A short story by César Aira

César Aira’s short story, ‘Picasso’ (trans. Chris Andrews), published in the New Yorker a few weeks back, is taken from The Musical Brain and Other Stories, a story collection forthcoming from New Directions in March 2015. New Directions publisher Barbara Epler’s short interview on discovering Aira‘s work is also worth a read for context.

(This is by the by but worth recounting: In 1997 César Aira wrote a novel, since published in English as The Literary Conference, in which a translator named César with aspirations to rule the world attends a literary conference so that he can be near the man whose clone he hopes will lead an army to victory: the world-renowned Mexican author, Carlos Fuentes. In response, Fuentes wrote Aira into his 2003 novel La Silla del Águila, predicting that he would become the first Argentine writer to win the Nobel Prize for Literature, in 2020. The odds on that are probably quite good.)

It all began when the genie came out of the Magic Milk bottle and asked me what I would prefer: to have a Picasso or to be Picasso. He could grant me either wish but, he warned me, only one of the two. I had to think about it for quite a while—or, rather, he obliged me to think about it. Folklore and literature are so full of stories about greedy fools who are punished for their haste it makes you think those offers are all too good to be true. There are no records or reliable precedents on which to base a decision, because this sort of thing happens only in stories or jokes, so no one has ever really thought about it seriously; and in the stories there’s always a trick, otherwise it would be no fun and there would be no story. At some point, we’ve all secretly imagined this happening. I had it all worked out, but only for the classic “three wishes” scenario. The choice the genie had given me was so unexpected, and one of the options was so definitive, that I needed some time to weigh them up.

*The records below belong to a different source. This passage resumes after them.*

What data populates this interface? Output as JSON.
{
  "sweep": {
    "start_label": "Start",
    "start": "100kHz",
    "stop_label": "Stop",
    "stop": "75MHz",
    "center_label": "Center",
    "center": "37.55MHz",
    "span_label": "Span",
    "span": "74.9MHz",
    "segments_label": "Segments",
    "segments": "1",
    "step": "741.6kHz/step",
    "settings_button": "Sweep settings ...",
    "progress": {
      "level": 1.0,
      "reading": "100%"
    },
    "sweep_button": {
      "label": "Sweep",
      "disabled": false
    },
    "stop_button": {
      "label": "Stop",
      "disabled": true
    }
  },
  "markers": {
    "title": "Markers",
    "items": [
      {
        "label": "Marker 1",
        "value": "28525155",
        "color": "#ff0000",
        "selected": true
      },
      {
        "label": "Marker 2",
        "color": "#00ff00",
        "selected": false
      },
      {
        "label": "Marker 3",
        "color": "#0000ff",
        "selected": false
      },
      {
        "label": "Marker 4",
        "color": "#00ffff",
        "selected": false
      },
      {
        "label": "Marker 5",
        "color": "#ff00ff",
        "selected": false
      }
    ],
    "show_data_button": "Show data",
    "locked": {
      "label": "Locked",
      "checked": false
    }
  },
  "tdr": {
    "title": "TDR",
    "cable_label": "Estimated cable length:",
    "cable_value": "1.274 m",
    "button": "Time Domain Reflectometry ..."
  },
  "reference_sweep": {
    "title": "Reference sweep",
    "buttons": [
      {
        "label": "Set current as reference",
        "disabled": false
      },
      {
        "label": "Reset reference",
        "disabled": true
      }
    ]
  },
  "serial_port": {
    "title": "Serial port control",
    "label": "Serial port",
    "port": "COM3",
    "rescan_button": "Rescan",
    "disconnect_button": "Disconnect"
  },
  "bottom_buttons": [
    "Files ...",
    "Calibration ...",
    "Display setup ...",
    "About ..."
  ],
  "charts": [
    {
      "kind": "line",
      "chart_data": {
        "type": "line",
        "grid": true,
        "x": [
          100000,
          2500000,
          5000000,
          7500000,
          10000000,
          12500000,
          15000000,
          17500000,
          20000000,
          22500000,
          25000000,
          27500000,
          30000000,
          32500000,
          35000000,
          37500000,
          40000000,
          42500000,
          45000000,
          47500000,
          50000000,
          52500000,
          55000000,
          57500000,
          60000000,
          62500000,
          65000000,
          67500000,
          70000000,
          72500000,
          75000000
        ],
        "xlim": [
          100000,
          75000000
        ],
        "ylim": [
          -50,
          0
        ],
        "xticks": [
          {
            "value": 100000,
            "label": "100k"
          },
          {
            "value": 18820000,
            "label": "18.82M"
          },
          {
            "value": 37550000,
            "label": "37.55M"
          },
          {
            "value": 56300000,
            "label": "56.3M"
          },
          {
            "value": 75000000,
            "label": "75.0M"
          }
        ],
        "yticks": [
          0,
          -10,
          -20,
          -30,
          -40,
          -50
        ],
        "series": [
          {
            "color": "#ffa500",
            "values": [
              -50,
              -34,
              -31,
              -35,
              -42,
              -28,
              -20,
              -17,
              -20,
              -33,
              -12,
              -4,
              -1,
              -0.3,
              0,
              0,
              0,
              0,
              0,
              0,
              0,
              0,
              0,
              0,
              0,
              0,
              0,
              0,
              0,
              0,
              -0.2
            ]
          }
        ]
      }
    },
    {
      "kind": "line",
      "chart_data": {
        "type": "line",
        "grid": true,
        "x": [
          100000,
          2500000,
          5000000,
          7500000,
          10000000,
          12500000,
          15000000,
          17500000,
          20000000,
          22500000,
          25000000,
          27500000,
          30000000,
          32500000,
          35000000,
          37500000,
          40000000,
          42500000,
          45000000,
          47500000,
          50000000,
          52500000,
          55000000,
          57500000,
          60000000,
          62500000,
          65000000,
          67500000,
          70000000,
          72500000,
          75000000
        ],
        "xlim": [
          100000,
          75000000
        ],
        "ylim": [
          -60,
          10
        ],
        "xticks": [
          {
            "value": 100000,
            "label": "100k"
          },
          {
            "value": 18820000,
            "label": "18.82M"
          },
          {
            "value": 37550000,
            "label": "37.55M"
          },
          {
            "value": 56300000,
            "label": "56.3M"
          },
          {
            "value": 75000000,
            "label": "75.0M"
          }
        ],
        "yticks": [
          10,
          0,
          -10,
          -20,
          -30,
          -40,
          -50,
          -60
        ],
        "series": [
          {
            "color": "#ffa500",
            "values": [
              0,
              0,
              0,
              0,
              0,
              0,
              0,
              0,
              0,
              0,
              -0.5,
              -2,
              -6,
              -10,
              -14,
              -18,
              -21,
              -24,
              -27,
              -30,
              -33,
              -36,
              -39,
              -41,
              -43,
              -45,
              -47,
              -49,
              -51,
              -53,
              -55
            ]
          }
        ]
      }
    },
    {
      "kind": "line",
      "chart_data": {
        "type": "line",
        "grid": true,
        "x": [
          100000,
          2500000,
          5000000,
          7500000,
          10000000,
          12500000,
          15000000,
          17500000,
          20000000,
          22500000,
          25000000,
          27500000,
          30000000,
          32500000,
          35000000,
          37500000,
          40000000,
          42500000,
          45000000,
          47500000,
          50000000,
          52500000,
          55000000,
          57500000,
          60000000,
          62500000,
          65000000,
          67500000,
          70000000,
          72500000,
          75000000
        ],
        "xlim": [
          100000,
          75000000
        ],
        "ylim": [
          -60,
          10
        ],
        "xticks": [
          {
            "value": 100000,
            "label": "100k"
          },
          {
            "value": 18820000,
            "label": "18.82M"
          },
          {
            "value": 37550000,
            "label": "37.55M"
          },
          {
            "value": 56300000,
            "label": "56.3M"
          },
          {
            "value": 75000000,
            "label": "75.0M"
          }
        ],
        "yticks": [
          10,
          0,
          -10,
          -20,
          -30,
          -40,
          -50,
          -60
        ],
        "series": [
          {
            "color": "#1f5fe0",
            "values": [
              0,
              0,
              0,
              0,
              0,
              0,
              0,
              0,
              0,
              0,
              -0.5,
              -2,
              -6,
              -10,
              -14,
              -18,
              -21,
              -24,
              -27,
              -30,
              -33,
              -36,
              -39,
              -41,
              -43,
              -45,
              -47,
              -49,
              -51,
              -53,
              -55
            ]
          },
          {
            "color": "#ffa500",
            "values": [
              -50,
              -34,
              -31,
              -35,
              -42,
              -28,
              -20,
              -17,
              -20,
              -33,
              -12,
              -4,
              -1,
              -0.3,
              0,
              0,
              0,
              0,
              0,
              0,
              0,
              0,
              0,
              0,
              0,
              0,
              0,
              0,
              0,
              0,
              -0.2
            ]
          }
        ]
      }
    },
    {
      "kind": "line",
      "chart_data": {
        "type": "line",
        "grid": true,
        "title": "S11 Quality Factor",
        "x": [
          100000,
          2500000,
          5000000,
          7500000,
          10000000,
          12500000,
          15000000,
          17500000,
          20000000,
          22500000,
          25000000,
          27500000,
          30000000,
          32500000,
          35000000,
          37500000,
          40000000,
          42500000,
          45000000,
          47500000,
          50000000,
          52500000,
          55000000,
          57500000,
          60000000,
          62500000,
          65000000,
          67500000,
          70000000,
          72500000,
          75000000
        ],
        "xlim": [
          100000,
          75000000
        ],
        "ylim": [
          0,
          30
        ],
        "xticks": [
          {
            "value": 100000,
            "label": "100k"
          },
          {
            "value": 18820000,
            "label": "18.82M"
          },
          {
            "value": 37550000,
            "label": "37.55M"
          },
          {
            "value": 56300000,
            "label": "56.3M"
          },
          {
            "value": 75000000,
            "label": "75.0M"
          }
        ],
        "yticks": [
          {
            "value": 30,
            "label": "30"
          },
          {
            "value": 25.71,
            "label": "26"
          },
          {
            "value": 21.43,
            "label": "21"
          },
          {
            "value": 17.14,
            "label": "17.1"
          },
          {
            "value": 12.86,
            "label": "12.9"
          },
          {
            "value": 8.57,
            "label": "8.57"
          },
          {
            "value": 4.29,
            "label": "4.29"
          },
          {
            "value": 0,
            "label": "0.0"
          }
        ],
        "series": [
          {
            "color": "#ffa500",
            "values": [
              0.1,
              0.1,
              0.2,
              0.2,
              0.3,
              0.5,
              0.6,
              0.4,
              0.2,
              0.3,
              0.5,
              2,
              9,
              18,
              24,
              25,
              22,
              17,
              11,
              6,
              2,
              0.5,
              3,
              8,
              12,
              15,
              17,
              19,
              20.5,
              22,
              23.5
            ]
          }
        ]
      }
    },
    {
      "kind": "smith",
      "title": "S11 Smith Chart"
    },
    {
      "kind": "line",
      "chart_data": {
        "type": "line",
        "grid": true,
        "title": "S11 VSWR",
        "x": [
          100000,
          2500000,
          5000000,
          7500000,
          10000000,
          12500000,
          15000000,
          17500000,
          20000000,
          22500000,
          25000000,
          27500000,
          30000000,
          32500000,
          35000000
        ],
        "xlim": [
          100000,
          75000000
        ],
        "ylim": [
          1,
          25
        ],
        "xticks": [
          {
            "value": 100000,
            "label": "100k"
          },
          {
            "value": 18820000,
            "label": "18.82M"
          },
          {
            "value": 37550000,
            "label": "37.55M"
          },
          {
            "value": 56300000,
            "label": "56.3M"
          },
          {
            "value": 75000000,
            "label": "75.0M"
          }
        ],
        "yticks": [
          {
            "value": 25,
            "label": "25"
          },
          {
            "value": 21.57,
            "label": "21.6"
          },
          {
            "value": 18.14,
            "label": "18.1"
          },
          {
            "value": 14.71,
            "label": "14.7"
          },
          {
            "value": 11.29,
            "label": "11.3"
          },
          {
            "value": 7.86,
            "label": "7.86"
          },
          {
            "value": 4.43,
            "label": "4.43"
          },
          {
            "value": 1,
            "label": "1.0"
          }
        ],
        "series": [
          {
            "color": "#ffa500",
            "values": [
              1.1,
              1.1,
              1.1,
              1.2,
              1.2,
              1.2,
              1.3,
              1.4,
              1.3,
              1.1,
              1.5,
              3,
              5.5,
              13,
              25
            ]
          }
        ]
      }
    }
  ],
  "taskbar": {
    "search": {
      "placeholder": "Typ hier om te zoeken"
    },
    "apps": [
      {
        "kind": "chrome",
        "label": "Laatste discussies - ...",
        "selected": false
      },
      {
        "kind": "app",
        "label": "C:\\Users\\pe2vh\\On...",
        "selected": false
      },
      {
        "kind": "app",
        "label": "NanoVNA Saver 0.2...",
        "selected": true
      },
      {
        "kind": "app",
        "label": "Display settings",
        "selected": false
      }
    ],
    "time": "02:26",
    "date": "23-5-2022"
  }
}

It was a strange choice but not inappropriate; in fact, it was particularly apt. I was leaving the Picasso Museum, in a state of rapture and boundless admiration, and at that moment I could not have been offered anything, or any two things, that would have tempted me more. I hadn’t actually left the museum yet. I was in the garden, sitting at one of the outdoor tables, having gone to the café and bought a little bottle of the Magic Milk that I’d seen tourists drinking everywhere. It was (it is) a perfect autumn afternoon: gentle light, mild air, and still a while to go before dusk. I took my notebook and pen from my pocket to make some notes, but in the end I didn’t write anything.